It’s never too late to pick up a musical instrument. In fact there are many reasons why it’s a great idea, particularly in old age.

We normally hear about music education for children. There are many cognitive and social benefits to that aid a child’s development. As an older adult, there are long-term effects of these activities, as it can limit the loss of brain power.

Even a small amount of musical training can have lasting effects. But this doesn’t mean that those who have never played have missed the boat. The aging brain is plastic: that means it is able to learn new things all the time. So, should we consider an increase in music programs for those in the third age?

Playing music as a workout for the brain

Learning to play an instrument is a complex task that involves coordinating multiple sensory systems within the brain.

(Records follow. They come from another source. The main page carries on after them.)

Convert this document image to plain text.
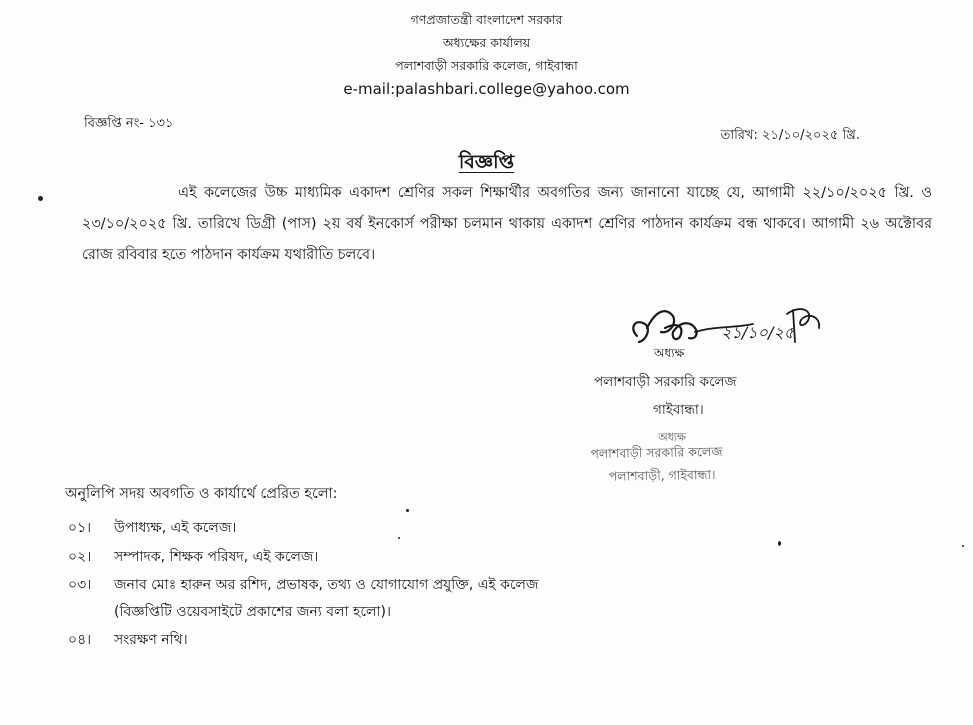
গণপ্রজাতন্ত্রী বাংলাদেশ সরকার
অধ্যক্ষের কার্যালয়
পলাশবাড়ী সরকারি কলেজ, গাইবান্ধা
e-mail:palashbari.college@yahoo.com
বিজ্ঞপ্তি নং- ১৩১
তারিখ: ২১/১০/২০২৫ খ্রি.
বিজ্ঞপ্তি
এই কলেজের উচ্চ মাধ্যমিক একাদশ শ্রেণির সকল শিক্ষার্থীর অবগতির জন্য জানানো যাচ্ছে যে, আগামী ২২/১০/২০২৫ খ্রি. ও ২৩/১০/২০২৫ খ্রি. তারিখে ডিগ্রী (পাস) ২য় বর্ষ ইনকোর্স পরীক্ষা চলমান থাকায় একাদশ শ্রেণির পাঠদান কার্যক্রম বন্ধ থাকবে। আগামী ২৬ অক্টোবর রোজ রবিবার হতে পাঠদান কার্যক্রম যথারীতি চলবে।
২১/১০/২৫
অধ্যক্ষ
পলাশবাড়ী সরকারি কলেজ
গাইবান্ধা।
অধ্যক্ষ
পলাশবাড়ী সরকারি কলেজ
পলাশবাড়ী, গাইবান্ধা।
অনুলিপি সদয় অবগতি ও কার্যার্থে প্রেরিত হলো:
০১। উপাধ্যক্ষ, এই কলেজ।
০২। সম্পাদক, শিক্ষক পরিষদ, এই কলেজ।
০৩। জনাব মোঃ হারুন অর রশিদ, প্রভাষক, তথ্য ও যোগাযোগ প্রযুক্তি, এই কলেজ
(বিজ্ঞপ্তিটি ওয়েবসাইটে প্রকাশের জন্য বলা হলো)।
০৪। সংরক্ষণ নথি।
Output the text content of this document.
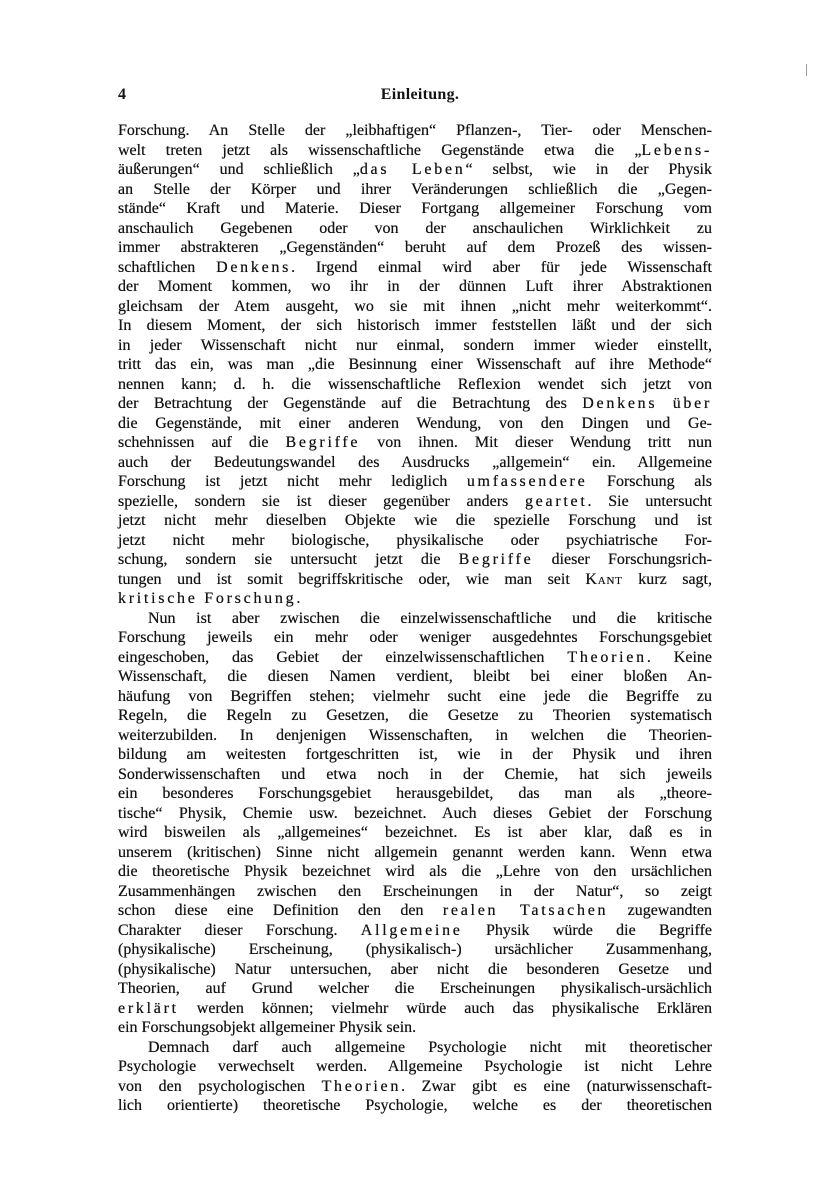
4	Einleitung.
Forschung. An Stelle der „leibhaftigen“ Pflanzen-, Tier- oder Menschen-
welt treten jetzt als wissenschaftliche Gegenstände etwa die „Lebens-
äußerungen“ und schließlich „das Leben“ selbst, wie in der Physik
an Stelle der Körper und ihrer Veränderungen schließlich die „Gegen-
stände“ Kraft und Materie. Dieser Fortgang allgemeiner Forschung vom
anschaulich Gegebenen oder von der anschaulichen Wirklichkeit zu
immer abstrakteren „Gegenständen“ beruht auf dem Prozeß des wissen-
schaftlichen Denkens. Irgend einmal wird aber für jede Wissenschaft
der Moment kommen, wo ihr in der dünnen Luft ihrer Abstraktionen
gleichsam der Atem ausgeht, wo sie mit ihnen „nicht mehr weiterkommt“.
In diesem Moment, der sich historisch immer feststellen läßt und der sich
in jeder Wissenschaft nicht nur einmal, sondern immer wieder einstellt,
tritt das ein, was man „die Besinnung einer Wissenschaft auf ihre Methode“
nennen kann; d. h. die wissenschaftliche Reflexion wendet sich jetzt von
der Betrachtung der Gegenstände auf die Betrachtung des Denkens über
die Gegenstände, mit einer anderen Wendung, von den Dingen und Ge-
schehnissen auf die Begriffe von ihnen. Mit dieser Wendung tritt nun
auch der Bedeutungswandel des Ausdrucks „allgemein“ ein. Allgemeine
Forschung ist jetzt nicht mehr lediglich umfassendere Forschung als
spezielle, sondern sie ist dieser gegenüber anders geartet. Sie untersucht
jetzt nicht mehr dieselben Objekte wie die spezielle Forschung und ist
jetzt nicht mehr biologische, physikalische oder psychiatrische For-
schung, sondern sie untersucht jetzt die Begriffe dieser Forschungsrich-
tungen und ist somit begriffskritische oder, wie man seit Kant kurz sagt,
kritische Forschung.
Nun ist aber zwischen die einzelwissenschaftliche und die kritische
Forschung jeweils ein mehr oder weniger ausgedehntes Forschungsgebiet
eingeschoben, das Gebiet der einzelwissenschaftlichen Theorien. Keine
Wissenschaft, die diesen Namen verdient, bleibt bei einer bloßen An-
häufung von Begriffen stehen; vielmehr sucht eine jede die Begriffe zu
Regeln, die Regeln zu Gesetzen, die Gesetze zu Theorien systematisch
weiterzubilden. In denjenigen Wissenschaften, in welchen die Theorien-
bildung am weitesten fortgeschritten ist, wie in der Physik und ihren
Sonderwissenschaften und etwa noch in der Chemie, hat sich jeweils
ein besonderes Forschungsgebiet herausgebildet, das man als „theore-
tische“ Physik, Chemie usw. bezeichnet. Auch dieses Gebiet der Forschung
wird bisweilen als „allgemeines“ bezeichnet. Es ist aber klar, daß es in
unserem (kritischen) Sinne nicht allgemein genannt werden kann. Wenn etwa
die theoretische Physik bezeichnet wird als die „Lehre von den ursächlichen
Zusammenhängen zwischen den Erscheinungen in der Natur“, so zeigt
schon diese eine Definition den den realen Tatsachen zugewandten
Charakter dieser Forschung. Allgemeine Physik würde die Begriffe
(physikalische) Erscheinung, (physikalisch-) ursächlicher Zusammenhang,
(physikalische) Natur untersuchen, aber nicht die besonderen Gesetze und
Theorien, auf Grund welcher die Erscheinungen physikalisch-ursächlich
erklärt werden können; vielmehr würde auch das physikalische Erklären
ein Forschungsobjekt allgemeiner Physik sein.
Demnach darf auch allgemeine Psychologie nicht mit theoretischer
Psychologie verwechselt werden. Allgemeine Psychologie ist nicht Lehre
von den psychologischen Theorien. Zwar gibt es eine (naturwissenschaft-
lich orientierte) theoretische Psychologie, welche es der theoretischen
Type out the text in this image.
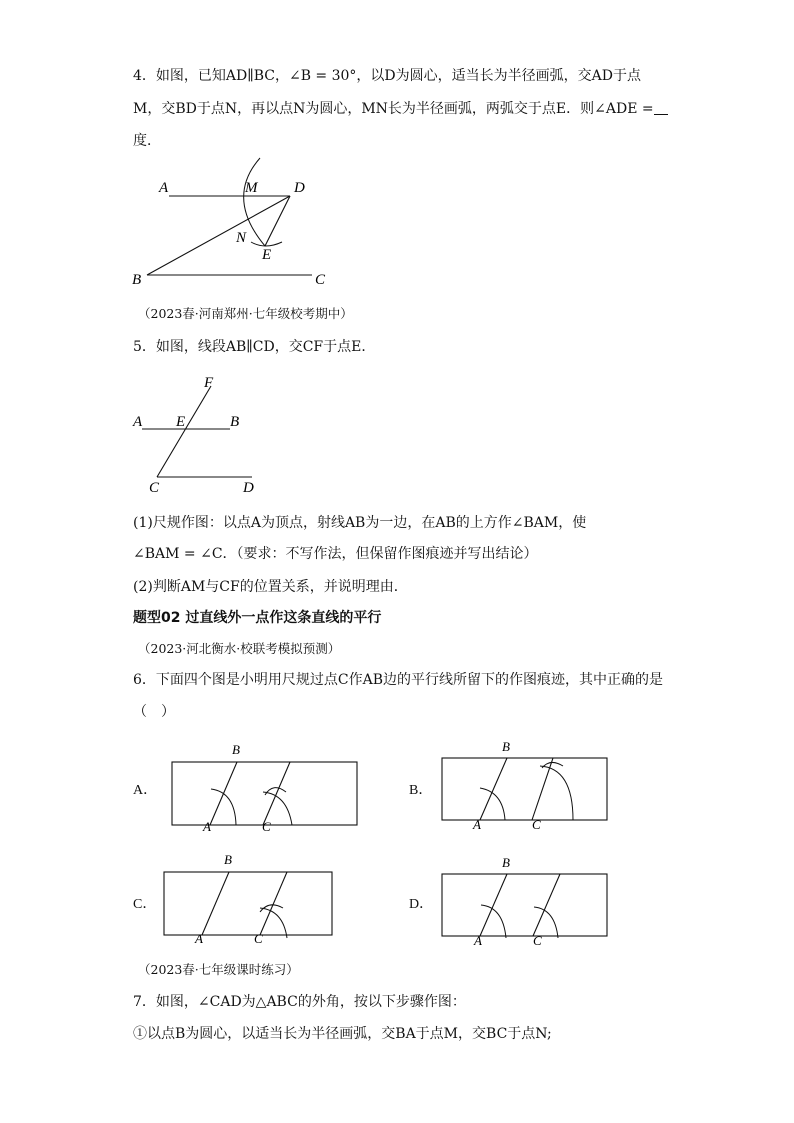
4．如图，已知AD∥BC，∠B = 30°，以D为圆心，适当长为半径画弧，交AD于点
M，交BD于点N，再以点N为圆心，MN长为半径画弧，两弧交于点E．则∠ADE =
度．
A	M D
N
E
B	C
（2023春·河南郑州·七年级校考期中）
5．如图，线段AB∥CD，交CF于点E．
F
A E	B
C	D
(1)尺规作图：以点A为顶点，射线AB为一边，在AB的上方作∠BAM，使
∠BAM = ∠C．（要求：不写作法，但保留作图痕迹并写出结论）
(2)判断AM与CF的位置关系，并说明理由．
题型02 过直线外一点作这条直线的平行
（2023·河北衡水·校联考模拟预测）
6．下面四个图是小明用尺规过点C作AB边的平行线所留下的作图痕迹，其中正确的是
（　）
A．
B
A	C
B．
B
A	C
C．
B
A	C
D．
B
A	C
（2023春·七年级课时练习）
7．如图，∠CAD为△ABC的外角，按以下步骤作图：
①以点B为圆心，以适当长为半径画弧，交BA于点M，交BC于点N;
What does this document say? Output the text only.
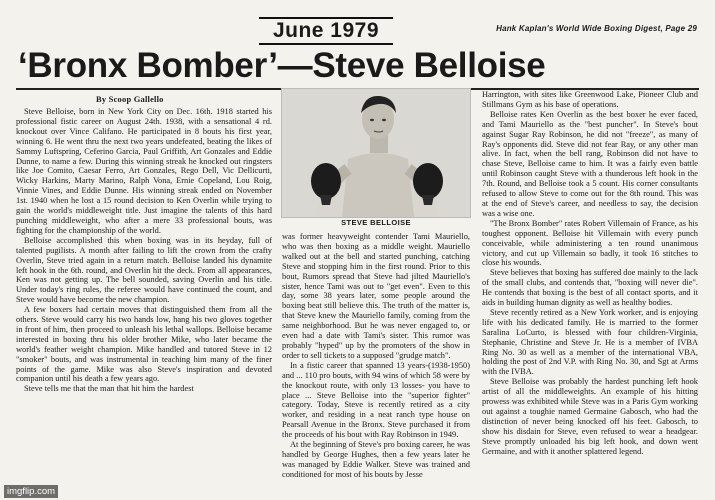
June 1979	Hank Kaplan's World Wide Boxing Digest, Page 29
‘Bronx Bomber’—Steve Belloise
By Scoop Gallello

Steve Belloise, born in New York City on Dec. 16th. 1918 started his professional fistic career on August 24th. 1938, with a sensational 4 rd. knockout over Vince Califano. He participated in 8 bouts his first year, winning 6. He went thru the next two years undefeated, beating the likes of Sammy Luftspring, Ceferino Garcia, Paul Griffith, Art Gonzales and Eddie Dunne, to name a few. During this winning streak he knocked out ringsters like Joe Comito, Caesar Ferro, Art Gonzales, Rego Dell, Vic Dellicurti, Wicky Harkins, Marty Marino, Ralph Vona, Ernie Copeland, Lou Roig, Vinnie Vines, and Eddie Dunne. His winning streak ended on November 1st. 1940 when he lost a 15 round decision to Ken Overlin while trying to gain the world's middleweight title. Just imagine the talents of this hard punching middleweight, who after a mere 33 professional bouts, was fighting for the championship of the world.

Belloise accomplished this when boxing was in its heyday, full of talented pugilists. A month after failing to lift the crown from the crafty Overlin, Steve tried again in a return match. Belloise landed his dynamite left hook in the 6th. round, and Overlin hit the deck. From all appearances, Ken was not getting up. The bell sounded, saving Overlin and his title. Under today's ring rules, the referee would have continued the count, and Steve would have become the new champion.

A few boxers had certain moves that distinguished them from all the others. Steve would carry his two hands low, hang his two gloves together in front of him, then proceed to unleash his lethal wallops. Belloise became interested in boxing thru his older brother Mike, who later became the world's feather weight champion. Mike handled and tutored Steve in 12 "smoker" bouts, and was instrumental in teaching him many of the finer points of the game. Mike was also Steve's inspiration and devoted companion until his death a few years ago.

Steve tells me that the man that hit him the hardest

STEVE BELLOISE

was former heavyweight contender Tami Mauriello, who was then boxing as a middle weight. Mauriello walked out at the bell and started punching, catching Steve and stopping him in the first round. Prior to this bout, Rumors spread that Steve had jilted Mauriello's sister, hence Tami was out to "get even". Even to this day, some 38 years later, some people around the boxing beat still believe this. The truth of the matter is, that Steve knew the Mauriello family, coming from the same neighborhood. But he was never engaged to, or even had a date with Tami's sister. This rumor was probably "hyped" up by the promoters of the show in order to sell tickets to a supposed "grudge match".

In a fistic career that spanned 13 years-(1938-1950) and ... 110 pro bouts, with 94 wins of which 58 were by the knockout route, with only 13 losses- you have to place ... Steve Belloise into the "superior fighter" category. Today, Steve is recently retired as a city worker, and residing in a neat ranch type house on Pearsall Avenue in the Bronx. Steve purchased it from the proceeds of his bout with Ray Robinson in 1949.

At the beginning of Steve's pro boxing career, he was handled by George Hughes, then a few years later he was managed by Eddie Walker. Steve was trained and conditioned for most of his bouts by Jesse

Harrington, with sites like Greenwood Lake, Pioneer Club and Stillmans Gym as his base of operations.

Belloise rates Ken Overlin as the best boxer he ever faced, and Tami Mauriello as the "best puncher". In Steve's bout against Sugar Ray Robinson, he did not "freeze", as many of Ray's opponents did. Steve did not fear Ray, or any other man alive. In fact, when the bell rang, Robinson did not have to chase Steve, Belloise came to him. It was a fairly even battle until Robinson caught Steve with a thunderous left hook in the 7th. Round, and Belloise took a 5 count. His corner consultants refused to allow Steve to come out for the 8th round. This was at the end of Steve's career, and needless to say, the decision was a wise one.

"The Bronx Bomber" rates Robert Villemain of France, as his toughest opponent. Belloise hit Villemain with every punch conceivable, while administering a ten round unanimous victory, and cut up Villemain so badly, it took 16 stitches to close his wounds.

Steve believes that boxing has suffered doe mainly to the lack of the small clubs, and contends that, "boxing will never die". He contends that boxing is the best of all contact sports, and it aids in building human dignity as well as healthy bodies.

Steve recently retired as a New York worker, and is enjoying life with his dedicated family. He is married to the former Saralina LoCurto, is blessed with four children-Virginia, Stephanie, Christine and Steve Jr. He is a member of IVBA Ring No. 30 as well as a member of the international VBA, holding the post of 2nd V.P. with Ring No. 30, and Sgt at Arms with the IVBA.

Steve Belloise was probably the hardest punching left hook artist of all the middleweights. An example of his hitting prowess was exhibited while Steve was in a Paris Gym working out against a toughie named Germaine Gabosch, who had the distinction of never being knocked off his feet. Gabosch, to show his disdain for Steve, even refused to wear a headgear. Steve promptly unloaded his big left hook, and down went Germaine, and with it another splattered legend.

imgflip.com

Many instruments require precise coordination among the eyes, the ears and the hands in order to play a musical note. Using the sound as feedback, the brain prepares for the next note and so on. It’s all quite a brain workout.

The relationship between the motor and auditory parts of the brain is strengthened when physically playing music. Because playing music involves many different parts of the brain, even a short-term program for older adult musical novices can lead to generalized improvements in brain ability.

health and wellbeing

The worry is that playing an instrument will be too difficult for older adults. On the contrary, learning to play can provide a great sense of achievement and satisfaction.

Older adults relish the opportunity to learn something new. Cognitive benefits aside, music can also be a great social activity for older adults, facilitating social bonding and decreasing feelings of loneliness or isolation.